Un Bilan Humain Qui S’Alourdit
Au-delà des accusations et des silences, les chiffres dessinent une réalité implacable. Depuis le 10 octobre, 749 Palestiniens ont été tués dans l’enclave, selon le ministère de la Santé de Gaza. Ces données, validées par l’ONU comme fiables, témoignent d’une intensification mortelle des opérations militaires dans un territoire déjà exsangue.
Le décompte macabre ne distingue pas les civils des combattants, les adultes des enfants comme Ritaj. Chaque jour ajoute son lot de victimes à une statistique qui, par son ampleur, finit par diluer les tragédies individuelles dans un océan de mort collective. La tente-école de Beit Lahia n’est qu’un point sur une carte saturée d’incidents similaires.

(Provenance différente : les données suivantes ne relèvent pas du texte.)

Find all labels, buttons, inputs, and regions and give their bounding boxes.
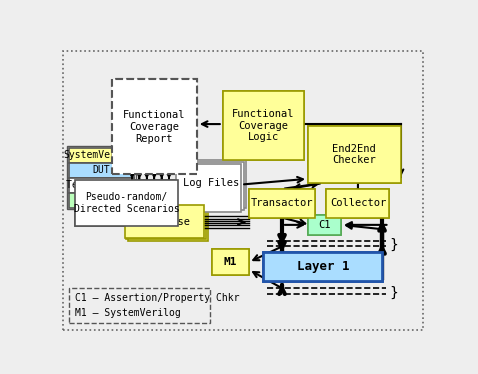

Côté israélien, l’armée recense cinq soldats tués depuis le début de la trêve. Un ratio qui souligne l’asymétrie flagrante du conflit : pour chaque militaire israélien tombé, près de cent cinquante Palestiniens perdent la vie. Ces proportions brutales reflètent non seulement un déséquilibre de moyens, mais aussi la vulnérabilité d’une population civile prise au piège d’une zone de guerre sans échappatoire. Les funérailles de Ritaj s’ajoutent désormais à cette comptabilité funèbre qui redéfinit quotidiennement l’étendue du désastre humanitaire.